Many Nordic students are attracted by the characteristics of American university life. The life painted through media in the last century holds the promise of collegial activities such as a playful environment with inspiring and high-standard learning.
Language studies have been popular in the Nordics for a long time and with the nature of the globalized economy, it is increasingly important for Nordic students to gain international experience and strong language skills in English. However, many Nordic students have very high levels of English knowledge and will therefore not be as attracted to basic English classes. In the very fitness and sports-oriented Nordic societies, college sports are an area for elite youths looking for scholarships in the U.S.
Exchange agreements where tuition can be severely reduced or eradicated are attractive for Nordic students that want to partake in the American college experience as well as improve their English language skills.
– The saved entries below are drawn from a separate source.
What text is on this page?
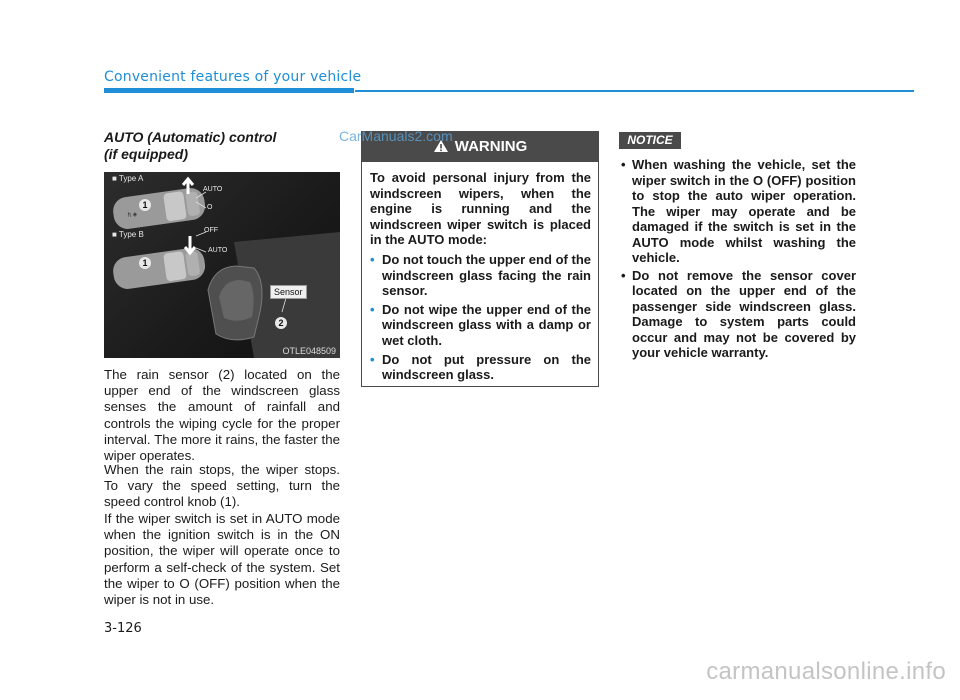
Convenient features of your vehicle
AUTO (Automatic) control
(if equipped)
ft ◈
■ Type A
■ Type B
AUTO
O
OFF
AUTO
1
1
Sensor
2
OTLE048509

The rain sensor (2) located on the upper end of the windscreen glass senses the amount of rainfall and controls the wiping cycle for the proper interval. The more it rains, the faster the wiper operates.

When the rain stops, the wiper stops. To vary the speed setting, turn the speed control knob (1).

If the wiper switch is set in AUTO mode when the ignition switch is in the ON position, the wiper will operate once to perform a self-check of the system. Set the wiper to O (OFF) position when the wiper is not in use.

WARNING
To avoid personal injury from the windscreen wipers, when the engine is running and the windscreen wiper switch is placed in the AUTO mode:
• Do not touch the upper end of the windscreen glass facing the rain sensor.
• Do not wipe the upper end of the windscreen glass with a damp or wet cloth.
• Do not put pressure on the windscreen glass.
NOTICE
• When washing the vehicle, set the wiper switch in the O (OFF) position to stop the auto wiper operation. The wiper may operate and be damaged if the switch is set in the AUTO mode whilst washing the vehicle.
• Do not remove the sensor cover located on the upper end of the passenger side windscreen glass. Damage to system parts could occur and may not be covered by your vehicle warranty.
3-126
CarManuals2.com
carmanualsonline.info
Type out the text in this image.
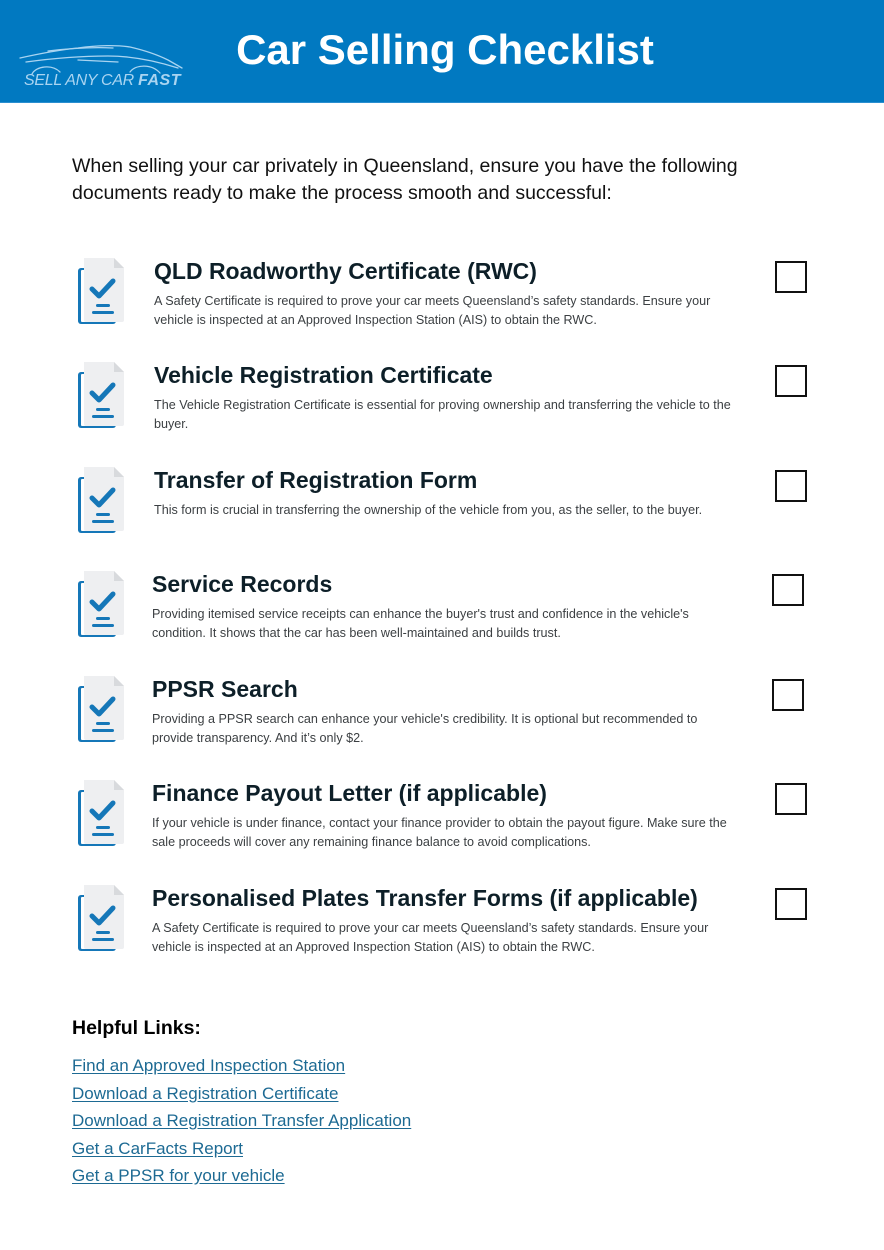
SELL ANY CAR FAST
Car Selling Checklist

When selling your car privately in Queensland, ensure you have the following documents ready to make the process smooth and successful:

QLD Roadworthy Certificate (RWC)
A Safety Certificate is required to prove your car meets Queensland’s safety standards. Ensure your vehicle is inspected at an Approved Inspection Station (AIS) to obtain the RWC.
Vehicle Registration Certificate
The Vehicle Registration Certificate is essential for proving ownership and transferring the vehicle to the buyer.
Transfer of Registration Form
This form is crucial in transferring the ownership of the vehicle from you, as the seller, to the buyer.
Service Records
Providing itemised service receipts can enhance the buyer's trust and confidence in the vehicle's condition. It shows that the car has been well-maintained and builds trust.
PPSR Search
Providing a PPSR search can enhance your vehicle's credibility. It is optional but recommended to provide transparency. And it’s only $2.
Finance Payout Letter (if applicable)
If your vehicle is under finance, contact your finance provider to obtain the payout figure. Make sure the sale proceeds will cover any remaining finance balance to avoid complications.
Personalised Plates Transfer Forms (if applicable)
A Safety Certificate is required to prove your car meets Queensland’s safety standards. Ensure your vehicle is inspected at an Approved Inspection Station (AIS) to obtain the RWC.
Helpful Links:
Find an Approved Inspection Station
Download a Registration Certificate
Download a Registration Transfer Application
Get a CarFacts Report
Get a PPSR for your vehicle
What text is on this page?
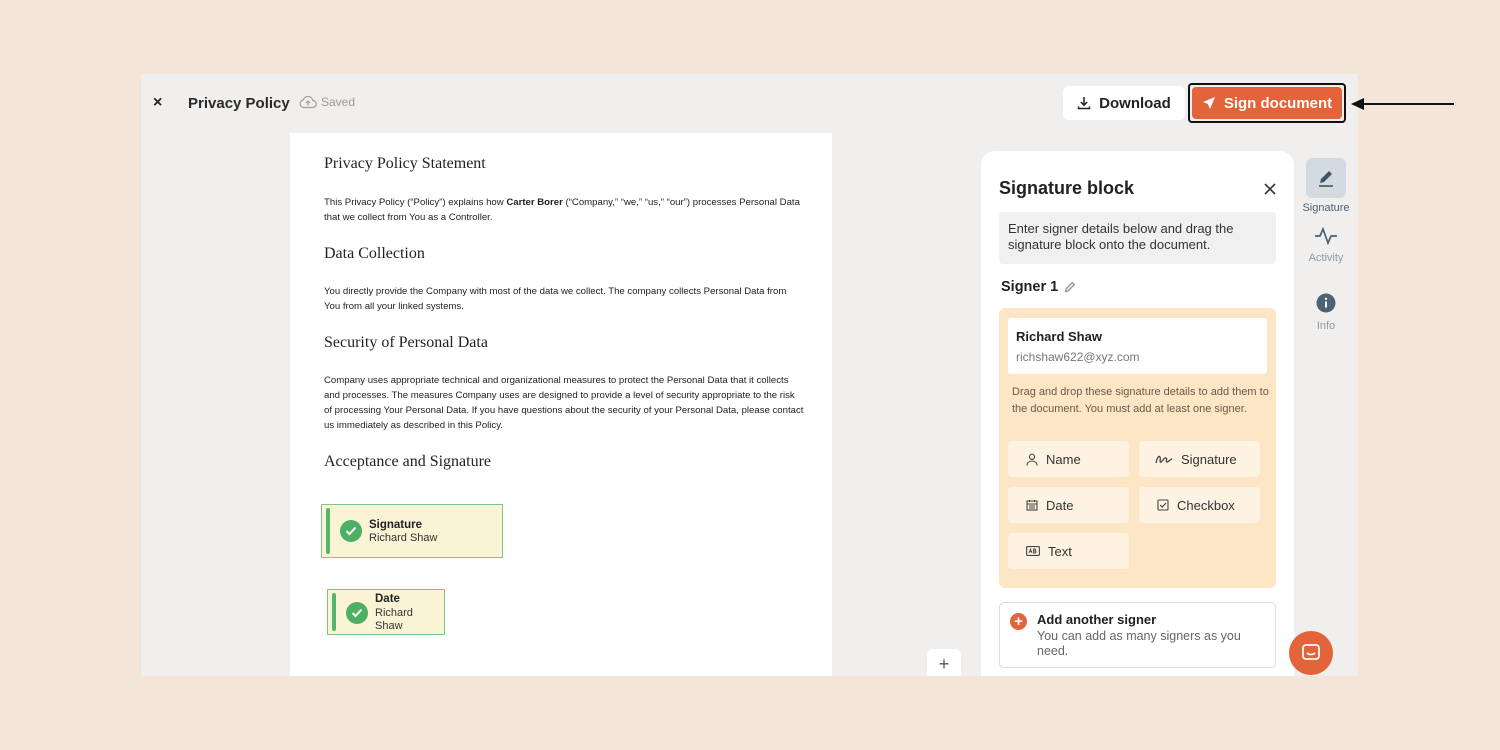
× Privacy Policy	Saved	Download	Sign document
Privacy Policy Statement
This Privacy Policy (“Policy”) explains how Carter Borer (“Company,” “we,” “us,” “our”) processes Personal Data that we collect from You as a Controller.
Data Collection
You directly provide the Company with most of the data we collect. The company collects Personal Data from You from all your linked systems.
Security of Personal Data
Company uses appropriate technical and organizational measures to protect the Personal Data that it collects and processes. The measures Company uses are designed to provide a level of security appropriate to the risk of processing Your Personal Data. If you have questions about the security of your Personal Data, please contact us immediately as described in this Policy.
Acceptance and Signature
Signature
Richard Shaw
Date
Richard Shaw
+
Signature block
Enter signer details below and drag the signature block onto the document.
Signer 1
Richard Shaw
richshaw622@xyz.com
Drag and drop these signature details to add them to the document. You must add at least one signer.
Name	Signature
Date	Checkbox
Text
+	Add another signer
You can add as many signers as you need.
Signature
Activity
Info
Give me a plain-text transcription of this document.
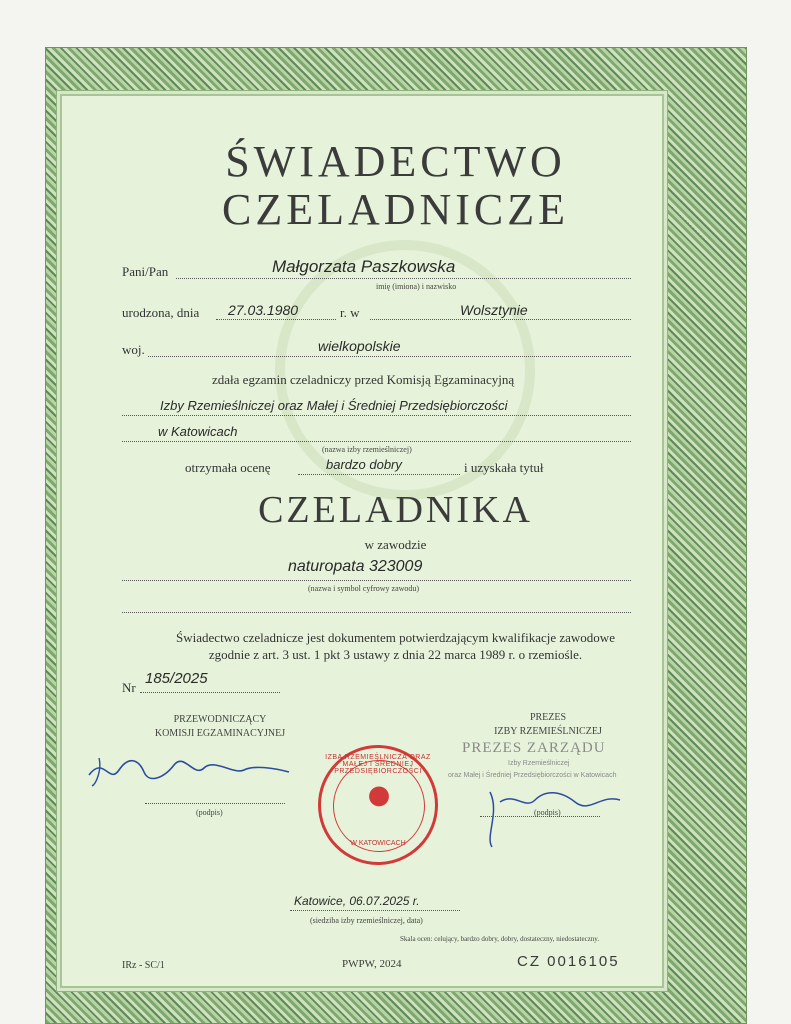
ŚWIADECTWO
CZELADNICZE
Pani/Pan	Małgorzata Paszkowska
imię (imiona) i nazwisko
urodzona, dnia 27.03.1980	r. w	Wolsztynie
woj.	wielkopolskie
zdała egzamin czeladniczy przed Komisją Egzaminacyjną
Izby Rzemieślniczej oraz Małej i Średniej Przedsiębiorczości
w Katowicach
(nazwa izby rzemieślniczej)
otrzymała ocenę	bardzo dobry	i uzyskała tytuł
CZELADNIKA
w zawodzie
naturopata 323009
(nazwa i symbol cyfrowy zawodu)
Świadectwo czeladnicze jest dokumentem potwierdzającym kwalifikacje zawodowe
zgodnie z art. 3 ust. 1 pkt 3 ustawy z dnia 22 marca 1989 r. o rzemiośle.
Nr
185/2025
PRZEWODNICZĄCY
KOMISJI EGZAMINACYJNEJ
(podpis)
IZBA RZEMIEŚLNICZA ORAZ MAŁEJ I ŚREDNIEJ PRZEDSIĘBIORCZOŚCI
W KATOWICACH
PREZES
IZBY RZEMIEŚLNICZEJ
PREZES ZARZĄDU
Izby Rzemieślniczej
oraz Małej i Średniej Przedsiębiorczości w Katowicach
(podpis)
Katowice, 06.07.2025 r.
(siedziba izby rzemieślniczej, data)
Skala ocen: celujący, bardzo dobry, dobry, dostateczny, niedostateczny.
IRz - SC/1	PWPW, 2024	CZ 0016105
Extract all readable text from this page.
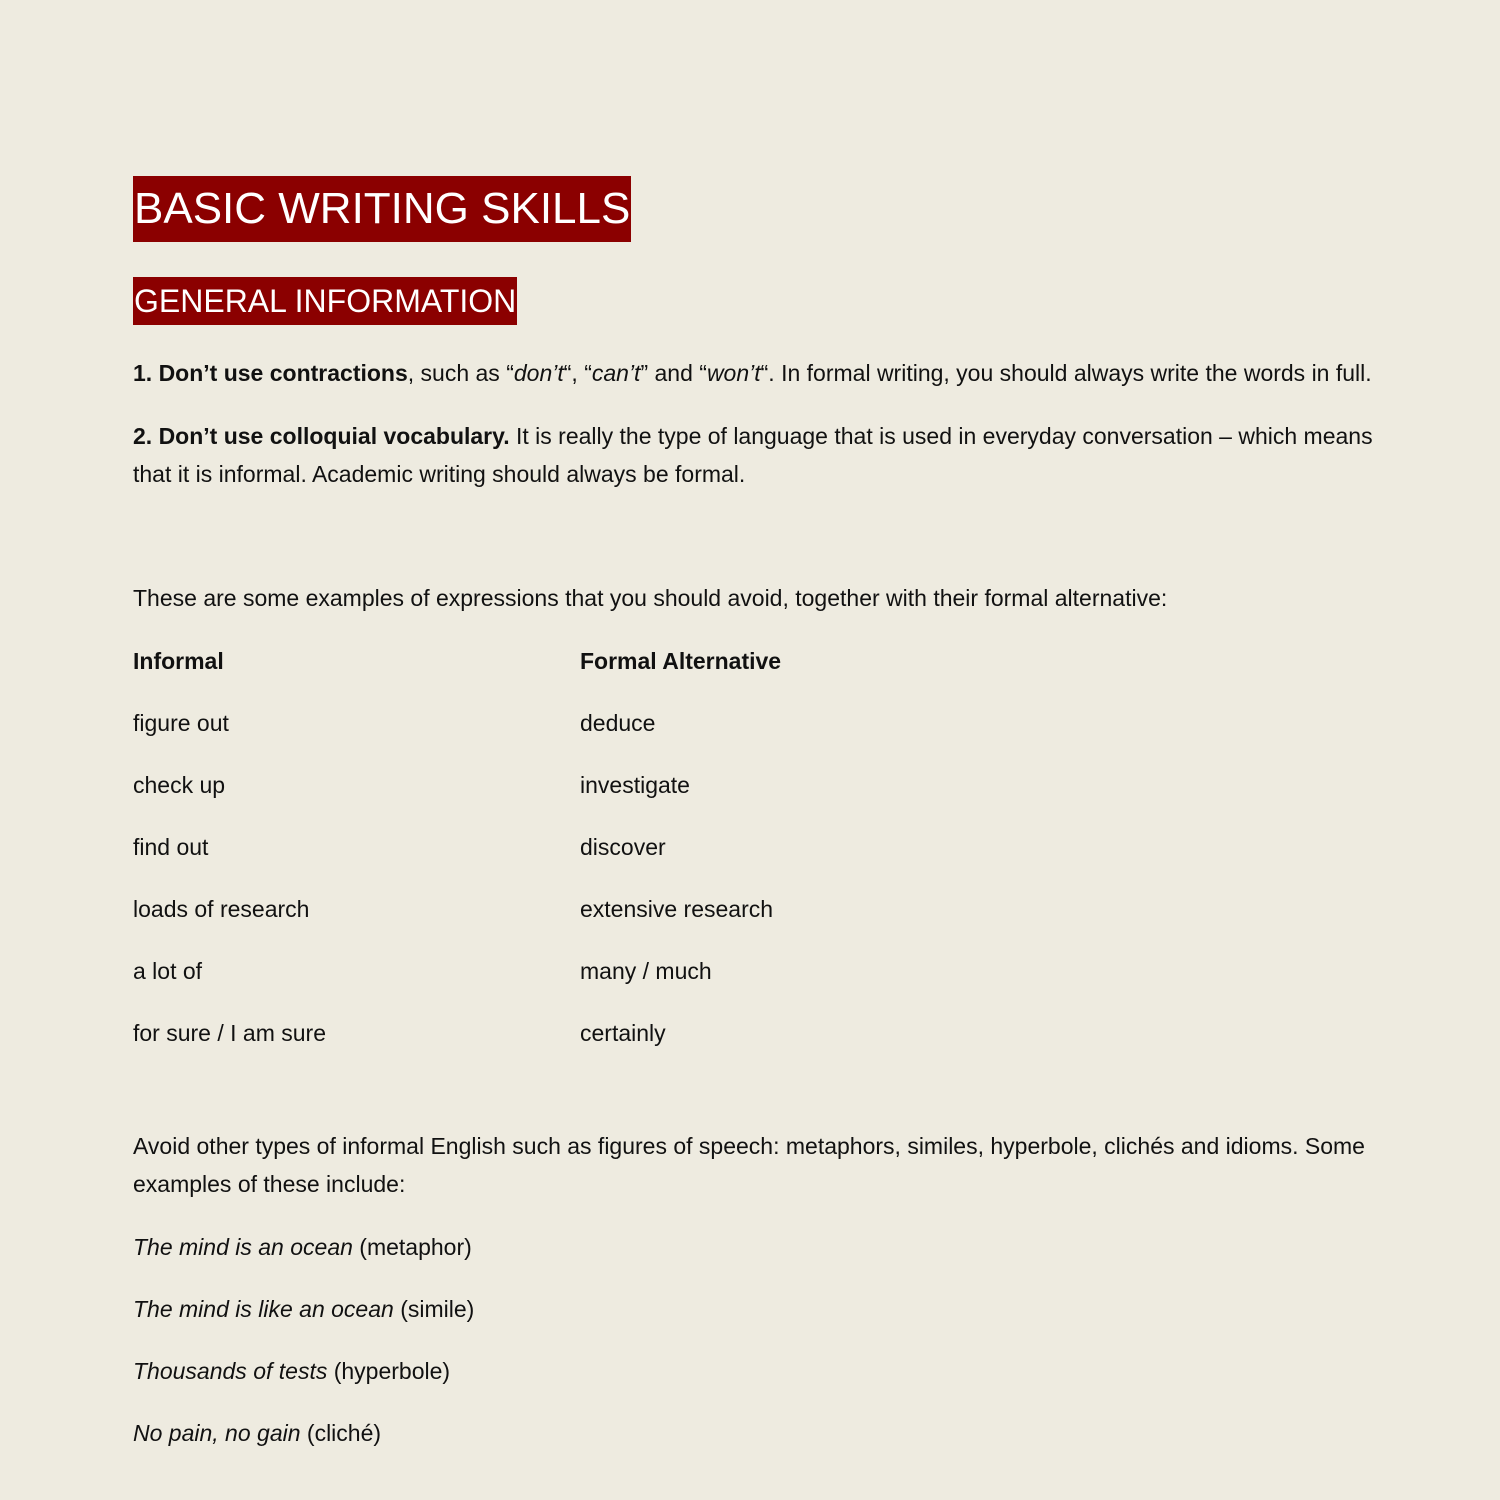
BASIC WRITING SKILLS
GENERAL INFORMATION

1. Don’t use contractions, such as “don’t“, “can’t” and “won’t“. In formal writing, you should always write the words in full.

2. Don’t use colloquial vocabulary. It is really the type of language that is used in everyday conversation – which means that it is informal. Academic writing should always be formal.

These are some examples of expressions that you should avoid, together with their formal alternative:

Informal	Formal Alternative
figure out	deduce
check up	investigate
find out	discover
loads of research	extensive research
a lot of	many / much
for sure / I am sure	certainly

Avoid other types of informal English such as figures of speech: metaphors, similes, hyperbole, clichés and idioms. Some examples of these include:

The mind is an ocean (metaphor)
The mind is like an ocean (simile)
Thousands of tests (hyperbole)
No pain, no gain (cliché)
Exchange agreements likely explain the reason for the increase in the number of Swedish exchange students, which according to a report from the Swedish Council for Higher Education has increased by 4%, and the decline in free movers by 3% in the latest academic year. Engineering and Business and Management are the two most popular study fields for Finnish students in the United States. In Norway, the one-year LLM program in the U.S. is of interest to Norwegian law students wishing to gain expertise in a specialized field of law.